TEXAS, USA — After a year and a half living of through a pandemic, many people have started to feel numb to loss- lost jobs, lost sense of self and lost loved ones.
Tyler resident Nastascia Horton recently lost her father, William Houston, to COVID-19. He was getting treatment and she thought everything would be okay.
“He's like, ‘I'm gonna go get my treatment. But soon as I get done, I'll give you a call,’ she said. "So I got to work Friday, and never got that call. So a neighbor went to go check on him, and found him passed out in the floor. And from that moment, I've never spoken to him again.”

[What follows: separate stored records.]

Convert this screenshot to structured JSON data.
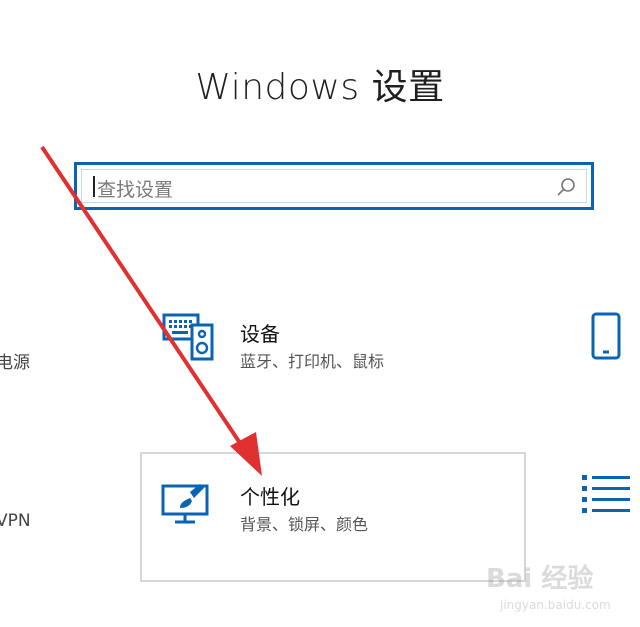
{
  "header": {
    "title": "Windows 设置"
  },
  "search": {
    "placeholder": "查找设置"
  },
  "left_partial": {
    "item1": "电源",
    "item2": "VPN"
  },
  "tiles": {
    "devices": {
      "title": "设备",
      "subtitle": "蓝牙、打印机、鼠标"
    },
    "personalization": {
      "title": "个性化",
      "subtitle": "背景、锁屏、颜色"
    }
  },
  "right_partial": {
    "phone_icon": "phone-icon",
    "list_icon": "list-icon"
  },
  "watermark": {
    "line1": "Bai 经验",
    "line2": "jingyan.baidu.com"
  },
  "colors": {
    "accent": "#0a64b4",
    "arrow": "#e03030"
  }
}
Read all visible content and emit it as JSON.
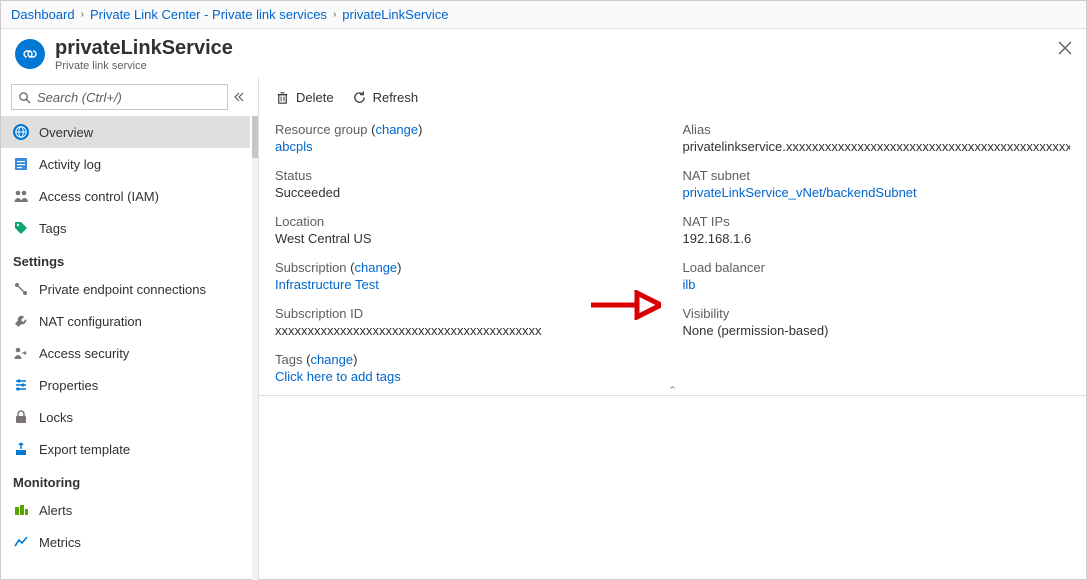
{
  "breadcrumb": [
    "Dashboard",
    "Private Link Center - Private link services",
    "privateLinkService"
  ],
  "header": {
    "title": "privateLinkService",
    "subtitle": "Private link service"
  },
  "search": {
    "placeholder": "Search (Ctrl+/)"
  },
  "nav": {
    "top": [
      {
        "id": "overview",
        "label": "Overview",
        "selected": true,
        "icon": "globe-icon"
      },
      {
        "id": "activity",
        "label": "Activity log",
        "icon": "log-icon"
      },
      {
        "id": "iam",
        "label": "Access control (IAM)",
        "icon": "people-icon"
      },
      {
        "id": "tags",
        "label": "Tags",
        "icon": "tag-icon"
      }
    ],
    "settings_header": "Settings",
    "settings": [
      {
        "id": "pec",
        "label": "Private endpoint connections",
        "icon": "connections-icon"
      },
      {
        "id": "nat",
        "label": "NAT configuration",
        "icon": "wrench-icon"
      },
      {
        "id": "accsec",
        "label": "Access security",
        "icon": "people-arrow-icon"
      },
      {
        "id": "props",
        "label": "Properties",
        "icon": "sliders-icon"
      },
      {
        "id": "locks",
        "label": "Locks",
        "icon": "lock-icon"
      },
      {
        "id": "export",
        "label": "Export template",
        "icon": "export-icon"
      }
    ],
    "monitoring_header": "Monitoring",
    "monitoring": [
      {
        "id": "alerts",
        "label": "Alerts",
        "icon": "alert-icon"
      },
      {
        "id": "metrics",
        "label": "Metrics",
        "icon": "metrics-icon"
      }
    ]
  },
  "toolbar": {
    "delete": "Delete",
    "refresh": "Refresh"
  },
  "left_fields": {
    "rg": {
      "label": "Resource group",
      "change": "change",
      "value": "abcpls"
    },
    "status": {
      "label": "Status",
      "value": "Succeeded"
    },
    "loc": {
      "label": "Location",
      "value": "West Central US"
    },
    "sub": {
      "label": "Subscription",
      "change": "change",
      "value": "Infrastructure Test"
    },
    "subid": {
      "label": "Subscription ID",
      "value": "xxxxxxxxxxxxxxxxxxxxxxxxxxxxxxxxxxxxxxxxx"
    },
    "tags": {
      "label": "Tags",
      "change": "change",
      "value": "Click here to add tags"
    }
  },
  "right_fields": {
    "alias": {
      "label": "Alias",
      "value": "privatelinkservice.xxxxxxxxxxxxxxxxxxxxxxxxxxxxxxxxxxxxxxxxxxxxxxxxx"
    },
    "natsub": {
      "label": "NAT subnet",
      "value": "privateLinkService_vNet/backendSubnet"
    },
    "natips": {
      "label": "NAT IPs",
      "value": "192.168.1.6"
    },
    "lb": {
      "label": "Load balancer",
      "value": "ilb"
    },
    "vis": {
      "label": "Visibility",
      "value": "None (permission-based)"
    }
  }
}
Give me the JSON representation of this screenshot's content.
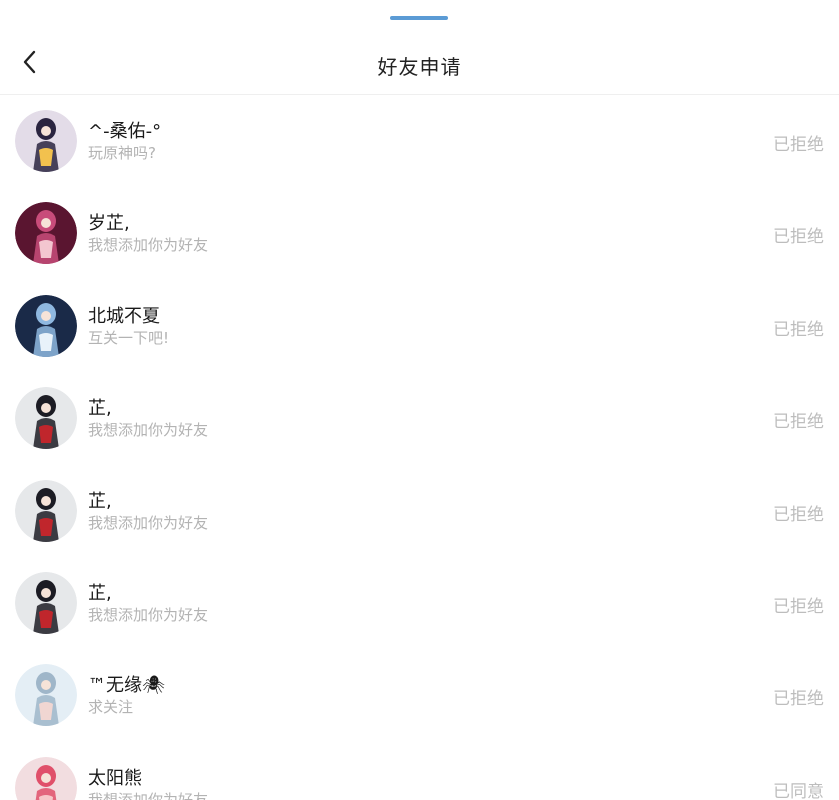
{
  "header": {
    "title": "好友申请",
    "back_icon": "chevron-left-icon"
  },
  "requests": [
    {
      "name": "^-桑佑-°",
      "message": "玩原神吗?",
      "status": "已拒绝",
      "avatar_colors": [
        "#e3dce8",
        "#2a2440",
        "#f2c14e"
      ]
    },
    {
      "name": "岁芷,",
      "message": "我想添加你为好友",
      "status": "已拒绝",
      "avatar_colors": [
        "#5a1530",
        "#c84c7a",
        "#f3c6d0"
      ]
    },
    {
      "name": "北城不夏",
      "message": "互关一下吧!",
      "status": "已拒绝",
      "avatar_colors": [
        "#1a2a48",
        "#8fb8e0",
        "#e8f2fa"
      ]
    },
    {
      "name": "芷,",
      "message": "我想添加你为好友",
      "status": "已拒绝",
      "avatar_colors": [
        "#e6e8ea",
        "#1c1c24",
        "#c0262c"
      ]
    },
    {
      "name": "芷,",
      "message": "我想添加你为好友",
      "status": "已拒绝",
      "avatar_colors": [
        "#e6e8ea",
        "#1c1c24",
        "#c0262c"
      ]
    },
    {
      "name": "芷,",
      "message": "我想添加你为好友",
      "status": "已拒绝",
      "avatar_colors": [
        "#e6e8ea",
        "#1c1c24",
        "#c0262c"
      ]
    },
    {
      "name": "™无缘🕷",
      "message": "求关注",
      "status": "已拒绝",
      "avatar_colors": [
        "#e4eef5",
        "#9fb6c9",
        "#f0d6d2"
      ]
    },
    {
      "name": "太阳熊",
      "message": "我想添加你为好友",
      "status": "已同意",
      "avatar_colors": [
        "#f2dde0",
        "#e0506a",
        "#f7c7c9"
      ]
    }
  ]
}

Her dad was hesitant to get the vaccine at first but by the time he finally decided to make an appointment, it was too late.
In Texas, COVID-19 has claimed more than 50,000 lives. Worldwide, it’s claimed 3.7 million and counting.
“You're dealing with a lot of people grieving all at once," said assistant professor in communications, Natalie Pennington. "And especially early on, right? You're talking like the first six months or so. You couldn't go to funerals. You couldn't hold wakes. We couldn't all get together and those are things that really help us to manage our grief. It makes it real.”
She also said it’s best to confront your grief even when it may seem easier said than done.
“For a lot of people, it runs the risk of prolonged or complicated grief, where they're maybe not coping with those motions,” she explained.
Experts advise everyone to mourn in a way that feels natural to them. They also advise getting vaccinated. Though her dad didn’t make it, Horton breathed a slight sigh of relief that the rest of her family has their shots.
She said, “We're actually scheduled to go on vacation here in a few weeks. And we may not be as nervous about going this time. If you have access to get a vaccination, they're everywhere now. So please go and do your part so you don't have to live the story that we're going through right now.”